The first step is to reach out for help.

Froese says that once contact is made through her website (elainefroese.com), clients are given a half-hour long “discovery call,” typically with the farm couple, although it could be another family member or even the whole family.

“Then we do a confidential one-to-one coaching call on Zoom with each family member and spouse. The goal is to bring them together for a two-hour family meeting and that’s the starting point of developing the road map for that particular family,” she says.

Even at the beginning, some families may already have sound legal and accounting advice in place but find they still need some help, Froese says.

“With our coaching, we first deal with laying a good foundation for communication and conflict resolution so that the family then can clearly communicate to the lawyer or the accountant or the financial planner, or the investment broker — whoever their team of advisors is — what it is they truly want, because they will have already sorted it out with their family,” she says.

For those families who may not have financial and legal assistance in place or may not be sure how to find the right help, Froese’s team and contacts include financial planners, farm management advisors and others. Like Froese herself, her team of coaches all have connections to farms with a strong grasp of farm culture. They all have different skill sets, so some families might receive help from more than one coach as needed.

Additionally, Froese and her team offer an online subscription membership where online meetings provide support and information.

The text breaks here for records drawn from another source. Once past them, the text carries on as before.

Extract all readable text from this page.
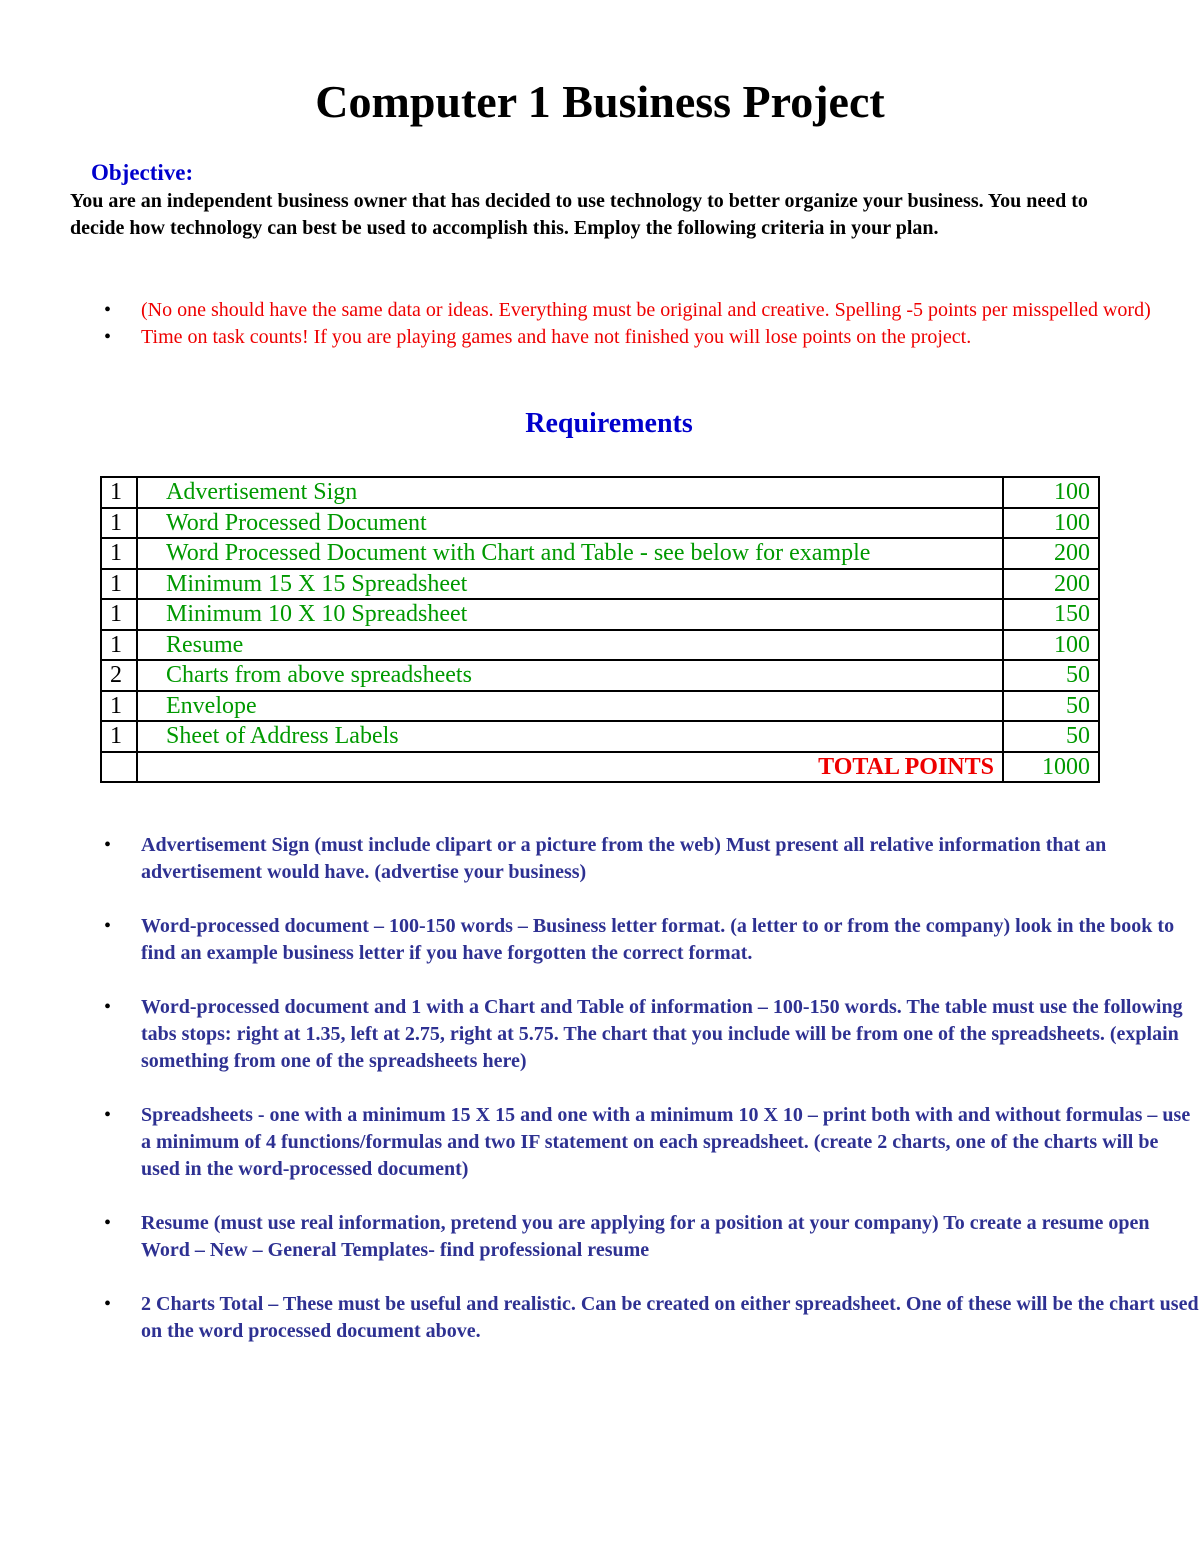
Computer 1 Business Project
Objective:
You are an independent business owner that has decided to use technology to better organize your business. You need to decide how technology can best be used to accomplish this. Employ the following criteria in your plan.
• (No one should have the same data or ideas. Everything must be original and creative. Spelling -5 points per misspelled word)
• Time on task counts! If you are playing games and have not finished you will lose points on the project.
Requirements
1	Advertisement Sign	100
1	Word Processed Document	100
1	Word Processed Document with Chart and Table - see below for example	200
1	Minimum 15 X 15 Spreadsheet	200
1	Minimum 10 X 10 Spreadsheet	150
1	Resume	100
2	Charts from above spreadsheets	50
1	Envelope	50
1	Sheet of Address Labels	50
	TOTAL POINTS	1000
• Advertisement Sign (must include clipart or a picture from the web) Must present all relative information that an advertisement would have. (advertise your business)
• Word-processed document – 100-150 words – Business letter format. (a letter to or from the company) look in the book to find an example business letter if you have forgotten the correct format.
• Word-processed document and 1 with a Chart and Table of information – 100-150 words. The table must use the following tabs stops: right at 1.35, left at 2.75, right at 5.75. The chart that you include will be from one of the spreadsheets. (explain something from one of the spreadsheets here)
• Spreadsheets - one with a minimum 15 X 15 and one with a minimum 10 X 10 – print both with and without formulas – use a minimum of 4 functions/formulas and two IF statement on each spreadsheet. (create 2 charts, one of the charts will be used in the word-processed document)
• Resume (must use real information, pretend you are applying for a position at your company) To create a resume open Word – New – General Templates- find professional resume
• 2 Charts Total – These must be useful and realistic. Can be created on either spreadsheet. One of these will be the chart used on the word processed document above.
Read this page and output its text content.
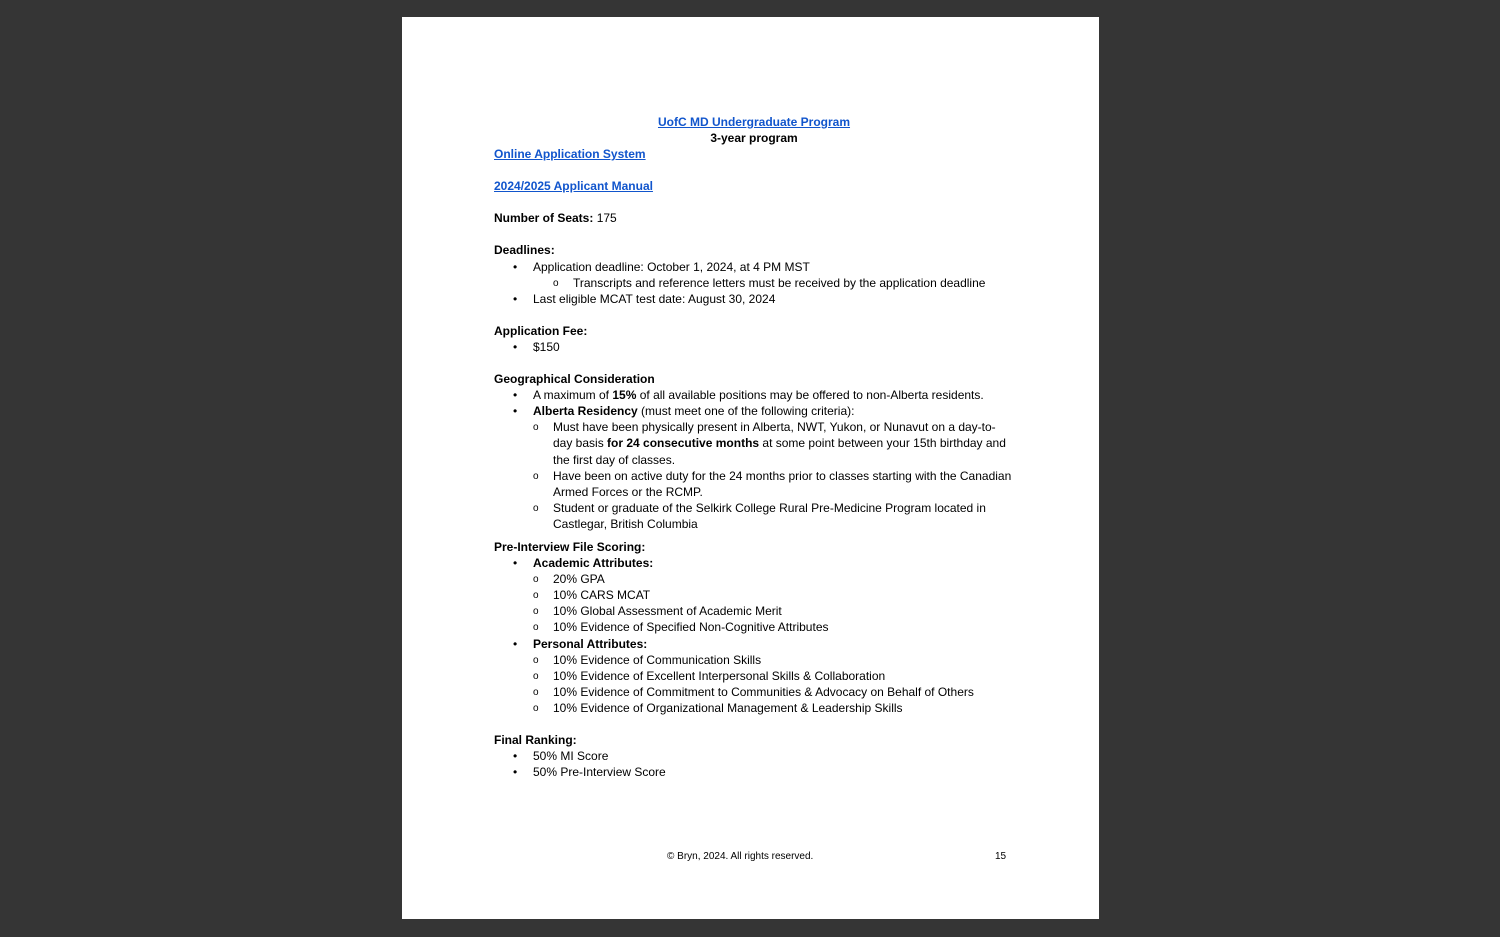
UofC MD Undergraduate Program

3-year program

Online Application System

2024/2025 Applicant Manual

Number of Seats: 175

Deadlines:

• Application deadline: October 1, 2024, at 4 PM MST
o Transcripts and reference letters must be received by the application deadline
• Last eligible MCAT test date: August 30, 2024

Application Fee:

• $150

Geographical Consideration

• A maximum of 15% of all available positions may be offered to non-Alberta residents.
• Alberta Residency (must meet one of the following criteria):
o Must have been physically present in Alberta, NWT, Yukon, or Nunavut on a day-to-day basis for 24 consecutive months at some point between your 15th birthday and the first day of classes.
o Have been on active duty for the 24 months prior to classes starting with the Canadian Armed Forces or the RCMP.
o Student or graduate of the Selkirk College Rural Pre-Medicine Program located in Castlegar, British Columbia

Pre-Interview File Scoring:

• Academic Attributes:
o 20% GPA
o 10% CARS MCAT
o 10% Global Assessment of Academic Merit
o 10% Evidence of Specified Non-Cognitive Attributes
• Personal Attributes:
o 10% Evidence of Communication Skills
o 10% Evidence of Excellent Interpersonal Skills & Collaboration
o 10% Evidence of Commitment to Communities & Advocacy on Behalf of Others
o 10% Evidence of Organizational Management & Leadership Skills

Final Ranking:

• 50% MI Score
• 50% Pre-Interview Score
© Bryn, 2024. All rights reserved.	15
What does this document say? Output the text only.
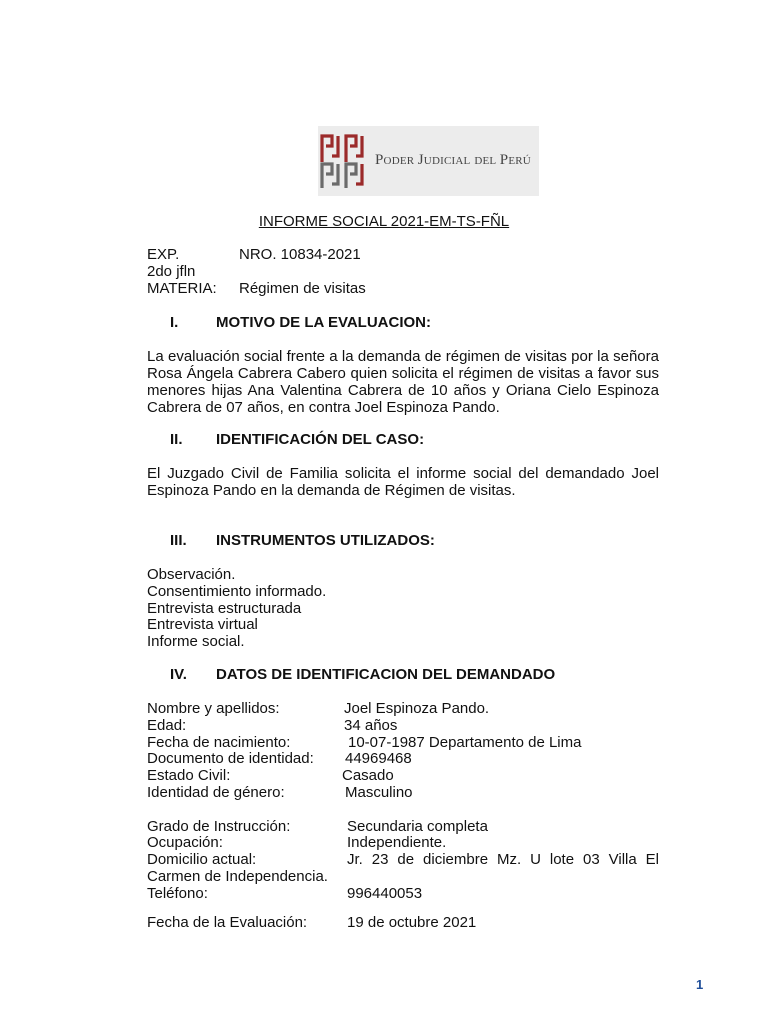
Poder Judicial del Perú
INFORME SOCIAL 2021-EM-TS-FÑL
EXP.	NRO. 10834-2021
2do jfln
MATERIA: Régimen de visitas
I.	MOTIVO DE LA EVALUACION:
La evaluación social frente a la demanda de régimen de visitas por la señora Rosa Ángela Cabrera Cabero quien solicita el régimen de visitas a favor sus menores hijas Ana Valentina Cabrera de 10 años y Oriana Cielo Espinoza Cabrera de 07 años, en contra Joel Espinoza Pando.
II. IDENTIFICACIÓN DEL CASO:
El Juzgado Civil de Familia solicita el informe social del demandado Joel Espinoza Pando en la demanda de Régimen de visitas.
III. INSTRUMENTOS UTILIZADOS:
Observación.
Consentimiento informado.
Entrevista estructurada
Entrevista virtual
Informe social.
IV. DATOS DE IDENTIFICACION DEL DEMANDADO
Nombre y apellidos:	Joel Espinoza Pando.
Edad:	34 años
Fecha de nacimiento:	10-07-1987 Departamento de Lima
Documento de identidad: 44969468
Estado Civil:	Casado
Identidad de género:	Masculino
Grado de Instrucción:	Secundaria completa
Ocupación:	Independiente.
Domicilio actual:	Jr. 23 de diciembre Mz. U lote 03 Villa El
Carmen de Independencia.
Teléfono:	996440053
Fecha de la Evaluación:	19 de octubre 2021
1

“It helps people also understand that they’re not alone and it also helps them see confidentially what other farm families are doing to create solutions,” she says.

She also recommends her Farm Family Coach YouTube channel, and in particular the video “Finding Fairness in Farm Transition.”

Froese says there are too many unhappy stories out there. She wants farm families to know that it’s a good thing to ask for help and facilitation.

“Conflict is a normal part of life. But conflict that’s resolved quickly and has solutions that are the right thing, that’s how you have success.”

“What we have in agriculture now — when plans are not made or when plans implode — is estrangement. We have family trees that are totally broken forever. And that’s just not good.

“We need strong farms and strong families for strong agriculture.”